Wednesday, April 6, 2011

Update: What Internet Explorer 9 needs in order to make me switch from Chrome

I may as well post an update now that I’ve used IE9 for a couple weeks now.  (Also, Dimitri hassled me about it.)

The verdict is that IE9 is a great improvement over IE8.  In fact, I don’t even need to follow that up with a “but I’m still not going to use it because…”  In fact, I use it about as often as I use Chrome now.  I generally switch back and forth depending on which happens to be causing me trouble at any given time.

But to address my criteria:

1. Spell-check

Still absent, annoyingly.  It’s 2011.  Supposedly it can be included via some plug-in which was not immediately obvious when I tried to find it.  If I open the “Manage Add-ons” window, I see nothing in the list that shows any indication that it’s spell-check-related.  Even when I click the link to find more add-ons online, I’m directed to some pretty-but-unusable web site which allegedly should allow me to search for add-ons, yet when I click the Search button, it merely opens to an unusable tiled list of addons (none of which I need) with no search text field to speak of.  I clicked Search, not Browse.

2. Tab-dragging/removal/insertion

Excellent, works well.

3. The ability to switch to another tab while the previous tab is loading/rendering content

Also excellent.  I was really skeptical about MS getting this one in.  It’s one of those features that rarely finds itself in a design spec, and yet is vitally important to user perception of performance.

4. More efficient URL auto-completion

It seems to work exactly as in Chrome now, which is excellent.

 

So there you have it.  I still use both Chrome and IE, and I may lean toward Chrome but whenever it fails for some reason, I don’t hesitate to switch to IE.  At any given time I seem to have tabs open in either browser.  Oh, and having Windows 7 jump-list preview-whatever-you-call-it support is nice, too.

Thursday, March 10, 2011

Performing a Simple Build Task with the Microsoft stack

First of all, I hate it when the term “stack” is used in this context.  Speak in plain English, people.

Now on to the issue at hand.  I have a Visual Studio 2010 solution I want to build.  Because of limitations in Visual Studio’s ability to customize builds of different configurations (e.g. Debug vs Release), I have to execute a custom build step to mess with some of my project files before they get built, and do some custom stuff depending on whether I’m running the Production or Development configuration.

This is fine; at this point I’ve come to terms with Visual Studio’s limitations and will gladly write some hacktastic pre-build step.  So, being the good citizen that I am, I consider alternatives for approaching this:

1) I can write a custom C# console app to do whatever it is I need to do.

2) I can use the BATCH language or some ancient WScript script or something.

3) I can use this newfangled PowerShell thing I keep hearing about (I say “newfangled” despite it being several years old).

#1 would work fine, but the nice thing about scripts rather than built executables is that you can modify them on-the-fly; the source code is right there at your fingertips.  In short they’re transparent.

#2 might also work fine, but this is an older and more convoluted technology and the solution may be more roundabout.

#3 PowerShell sounds like the perfect combination!  I can allegedly execute .NET code in a script!

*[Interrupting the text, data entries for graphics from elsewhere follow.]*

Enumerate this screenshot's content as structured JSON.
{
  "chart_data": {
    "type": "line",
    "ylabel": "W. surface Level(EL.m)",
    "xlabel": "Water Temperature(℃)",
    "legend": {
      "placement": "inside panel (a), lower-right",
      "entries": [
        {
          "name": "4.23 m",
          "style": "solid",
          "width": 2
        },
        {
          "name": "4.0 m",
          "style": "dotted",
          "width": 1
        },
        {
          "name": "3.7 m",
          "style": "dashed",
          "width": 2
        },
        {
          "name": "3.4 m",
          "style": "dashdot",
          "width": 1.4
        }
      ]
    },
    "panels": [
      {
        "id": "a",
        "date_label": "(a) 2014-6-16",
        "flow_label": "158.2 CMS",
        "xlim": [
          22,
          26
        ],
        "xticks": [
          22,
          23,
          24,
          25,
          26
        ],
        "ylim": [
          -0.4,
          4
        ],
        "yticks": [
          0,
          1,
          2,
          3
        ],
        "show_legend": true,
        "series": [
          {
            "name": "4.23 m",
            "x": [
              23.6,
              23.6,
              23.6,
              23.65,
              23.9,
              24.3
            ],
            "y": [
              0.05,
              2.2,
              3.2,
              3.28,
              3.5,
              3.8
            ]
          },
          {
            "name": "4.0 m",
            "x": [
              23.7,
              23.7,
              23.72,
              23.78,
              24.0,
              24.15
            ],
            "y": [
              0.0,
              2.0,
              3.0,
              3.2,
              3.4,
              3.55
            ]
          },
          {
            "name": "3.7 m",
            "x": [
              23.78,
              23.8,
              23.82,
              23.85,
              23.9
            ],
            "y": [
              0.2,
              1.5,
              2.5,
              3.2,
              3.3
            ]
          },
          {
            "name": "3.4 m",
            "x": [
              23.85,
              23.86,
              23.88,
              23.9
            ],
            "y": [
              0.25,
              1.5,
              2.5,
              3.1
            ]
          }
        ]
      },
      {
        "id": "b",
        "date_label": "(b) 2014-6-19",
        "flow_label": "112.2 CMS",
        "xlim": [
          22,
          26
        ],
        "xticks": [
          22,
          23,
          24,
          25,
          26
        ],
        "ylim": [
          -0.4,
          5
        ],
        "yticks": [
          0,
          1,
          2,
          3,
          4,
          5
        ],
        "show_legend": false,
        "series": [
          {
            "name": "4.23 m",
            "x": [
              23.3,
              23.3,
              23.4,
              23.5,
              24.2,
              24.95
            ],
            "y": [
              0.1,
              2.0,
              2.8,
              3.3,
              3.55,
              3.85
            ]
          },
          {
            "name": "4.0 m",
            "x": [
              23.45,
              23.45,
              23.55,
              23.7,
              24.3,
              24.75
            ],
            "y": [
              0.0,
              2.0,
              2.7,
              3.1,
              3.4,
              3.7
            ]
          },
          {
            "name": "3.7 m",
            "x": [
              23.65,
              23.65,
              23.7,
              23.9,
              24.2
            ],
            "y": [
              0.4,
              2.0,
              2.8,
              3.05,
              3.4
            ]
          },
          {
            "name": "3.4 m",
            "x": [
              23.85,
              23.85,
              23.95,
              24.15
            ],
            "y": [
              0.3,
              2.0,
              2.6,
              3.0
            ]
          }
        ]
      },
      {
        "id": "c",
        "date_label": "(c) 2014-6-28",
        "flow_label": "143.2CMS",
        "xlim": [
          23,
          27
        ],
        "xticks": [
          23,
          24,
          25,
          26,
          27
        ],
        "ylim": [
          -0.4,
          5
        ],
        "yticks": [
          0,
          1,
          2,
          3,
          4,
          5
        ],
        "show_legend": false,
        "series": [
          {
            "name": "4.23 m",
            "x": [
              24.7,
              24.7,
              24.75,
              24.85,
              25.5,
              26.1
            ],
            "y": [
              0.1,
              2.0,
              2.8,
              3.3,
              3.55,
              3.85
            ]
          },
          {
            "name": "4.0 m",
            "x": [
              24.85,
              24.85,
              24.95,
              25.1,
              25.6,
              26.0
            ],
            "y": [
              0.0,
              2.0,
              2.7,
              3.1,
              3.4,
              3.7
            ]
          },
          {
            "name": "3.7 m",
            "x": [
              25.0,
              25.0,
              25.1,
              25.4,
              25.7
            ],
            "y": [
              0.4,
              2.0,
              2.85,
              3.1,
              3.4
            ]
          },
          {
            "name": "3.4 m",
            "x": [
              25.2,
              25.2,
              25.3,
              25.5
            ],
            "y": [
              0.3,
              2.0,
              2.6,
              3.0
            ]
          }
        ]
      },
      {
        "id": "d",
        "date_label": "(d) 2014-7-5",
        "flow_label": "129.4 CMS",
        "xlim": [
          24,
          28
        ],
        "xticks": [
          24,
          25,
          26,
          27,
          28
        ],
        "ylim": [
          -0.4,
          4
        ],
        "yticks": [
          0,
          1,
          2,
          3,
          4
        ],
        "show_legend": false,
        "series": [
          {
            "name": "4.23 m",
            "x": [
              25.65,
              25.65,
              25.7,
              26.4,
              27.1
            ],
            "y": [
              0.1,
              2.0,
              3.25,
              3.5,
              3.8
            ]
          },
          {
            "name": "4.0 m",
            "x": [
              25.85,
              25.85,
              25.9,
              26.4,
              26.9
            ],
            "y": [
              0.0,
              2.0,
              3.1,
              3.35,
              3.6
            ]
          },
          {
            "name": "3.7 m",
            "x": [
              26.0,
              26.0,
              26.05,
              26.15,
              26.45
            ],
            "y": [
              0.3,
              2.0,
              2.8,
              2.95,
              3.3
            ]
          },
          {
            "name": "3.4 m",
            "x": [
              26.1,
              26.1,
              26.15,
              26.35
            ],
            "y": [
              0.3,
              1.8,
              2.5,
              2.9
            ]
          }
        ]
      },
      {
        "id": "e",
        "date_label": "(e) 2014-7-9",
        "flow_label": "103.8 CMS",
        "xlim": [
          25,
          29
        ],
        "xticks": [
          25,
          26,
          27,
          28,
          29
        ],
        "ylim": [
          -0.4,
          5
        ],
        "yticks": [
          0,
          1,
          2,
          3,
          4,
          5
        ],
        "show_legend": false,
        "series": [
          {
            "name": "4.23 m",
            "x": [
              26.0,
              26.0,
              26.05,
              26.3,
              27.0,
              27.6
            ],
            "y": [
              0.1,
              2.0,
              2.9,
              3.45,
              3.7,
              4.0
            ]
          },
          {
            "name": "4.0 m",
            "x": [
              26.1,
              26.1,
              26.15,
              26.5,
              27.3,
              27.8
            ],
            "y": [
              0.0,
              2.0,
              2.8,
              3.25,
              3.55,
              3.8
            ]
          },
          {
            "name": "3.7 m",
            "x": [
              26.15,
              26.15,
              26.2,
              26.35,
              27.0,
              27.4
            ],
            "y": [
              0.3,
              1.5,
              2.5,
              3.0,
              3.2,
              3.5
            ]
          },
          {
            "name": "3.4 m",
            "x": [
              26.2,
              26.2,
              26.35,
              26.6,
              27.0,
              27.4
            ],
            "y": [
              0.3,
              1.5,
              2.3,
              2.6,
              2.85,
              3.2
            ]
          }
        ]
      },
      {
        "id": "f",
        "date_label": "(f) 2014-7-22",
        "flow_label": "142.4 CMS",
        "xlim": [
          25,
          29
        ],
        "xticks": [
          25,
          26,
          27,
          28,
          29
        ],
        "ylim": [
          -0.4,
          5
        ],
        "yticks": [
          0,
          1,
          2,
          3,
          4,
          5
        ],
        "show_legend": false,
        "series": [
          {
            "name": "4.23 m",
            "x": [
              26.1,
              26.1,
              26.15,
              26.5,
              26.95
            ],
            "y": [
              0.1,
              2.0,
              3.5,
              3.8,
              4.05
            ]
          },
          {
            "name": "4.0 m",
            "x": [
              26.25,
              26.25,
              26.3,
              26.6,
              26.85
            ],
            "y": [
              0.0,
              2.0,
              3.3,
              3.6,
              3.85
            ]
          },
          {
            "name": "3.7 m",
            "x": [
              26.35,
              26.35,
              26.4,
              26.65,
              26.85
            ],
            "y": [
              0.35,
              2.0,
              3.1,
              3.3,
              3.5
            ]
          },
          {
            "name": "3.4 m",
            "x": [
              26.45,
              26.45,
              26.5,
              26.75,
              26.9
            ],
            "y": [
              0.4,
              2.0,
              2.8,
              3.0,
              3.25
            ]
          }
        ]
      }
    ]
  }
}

So, after wading through the horrendously over-complex MSDN documentation which takes about 10 minutes of wading through links before you can see a concrete code example, I gave up and utilized my handy-dandy Safari Books Online subscription to virtually crack open a book about PowerShell.  The explanations were clear and I was finally ready to test out a simple code example, written into a custom .ps1 file that I created.

So, I tried running it and… FAIL. 

File [myscriptfile].ps1 cannot be loaded because the execution of scripts is disabled on this system. Please see "get-help about_signing" for more details.

Oh, that’s just great.  I read the wall of documentation.  Not only is the execution of scripts disabled, but to enable them in a way that wouldn’t unduly molest other people’s systems when they ran this step would require me to actually sign my script with a certificate.  In short, are you F’ing kidding me?  I want to run a script on the systems of a handful of people who assumedly trust me, and I’ve got to go through convoluted steps of signing my script, having my coworkers manually allow this thing to run, likely introducing extra confusing steps in the build process?  No.  Not acceptable.  Once again, #1 is looking like the best option despite its drawbacks.